Why such an old nixpkgs commit?

$ git describe 2158ec610d
18.09-beta-60049-g2158ec610d9

glibc has very high compatibility assurance but only for upgrades. If you try running stuff with older glibc than what you used during build, you’ll often run into problems with missing symbols.

Maybe my description was a bit convoluted, but that’s exactly the point:

I want my binaries to be compatible with older systems, so I want to build them on an old glibc, which I will do in my CI in containers (either on nixos or other).

I then want to test (on nixos) whether indeed the binaries can be run on old glibc environments and newer, so I want to specifically use old glibc-based shell envs.

The issue came up in the first place because my stable nixos had a glibc-2.31 and my CI (up-to-date Arch linux) built my binary on glibc-2.32, which I then couldn’t run on my nixos machine. So I realised that I had to build my binaries on “relatively old” glibc’s for max compatibility.

As a side-note, in this case we’re talkin a flutter-desktop app, so there are a few more deps there.

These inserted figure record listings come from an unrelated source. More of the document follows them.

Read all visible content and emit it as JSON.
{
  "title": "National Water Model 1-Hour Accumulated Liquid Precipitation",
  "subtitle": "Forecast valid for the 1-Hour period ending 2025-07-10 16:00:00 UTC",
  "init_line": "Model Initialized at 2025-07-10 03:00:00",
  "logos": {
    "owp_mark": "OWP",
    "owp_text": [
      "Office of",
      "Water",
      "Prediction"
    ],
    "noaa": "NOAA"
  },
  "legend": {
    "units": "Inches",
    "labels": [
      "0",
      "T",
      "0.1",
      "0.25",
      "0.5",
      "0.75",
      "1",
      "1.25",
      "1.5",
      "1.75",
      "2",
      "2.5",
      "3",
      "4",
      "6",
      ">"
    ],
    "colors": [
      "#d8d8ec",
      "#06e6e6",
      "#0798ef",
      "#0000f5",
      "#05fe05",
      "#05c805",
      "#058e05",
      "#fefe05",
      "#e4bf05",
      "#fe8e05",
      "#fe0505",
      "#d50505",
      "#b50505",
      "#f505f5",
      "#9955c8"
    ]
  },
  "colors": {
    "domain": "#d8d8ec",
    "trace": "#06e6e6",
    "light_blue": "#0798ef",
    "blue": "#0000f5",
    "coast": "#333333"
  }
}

Ah, I somehow thought the FHS was consumer of the builds, not producer. Another point to think about are any other dependencies/libraries, too. They tend to be more sensitive to correct version than glibc. (In particular, major version changes are usually a problem, even if it’s an upgrade.)

Generally, if you want binaries for a particular (old) system, I would use that system’s tools/libs/etc. to build them. People often use docker or LXC for that with the particular distro inside, as that approach gives quite good tradeoffs.

Thanks again for the quick reply, let me clarify a bit more

I want to build them on an old glibc , which I will do in my CI in containers (either on nixos or other).

I.e. the build is de-facto done on older glibc (native FHS (Arch), nixos, or container (FHS))

The test or run of the binary (built on another system) I want to do on nixos, in different glibc versions.
For this I want to use fhs shell, but it doesn’t work as expected, because it crashes most programs.

What I seek is a solution to the fhs shell not working as expected, it basically segfaults on any call, even simple ones like which bash.

One more reason to want a working fhs shell is that I’d like to easily be able to run things like a flutter environment that is installed in the official way (e.g. in ~/devel/flutter) and uses vanilla install scripts that rely on FHS.)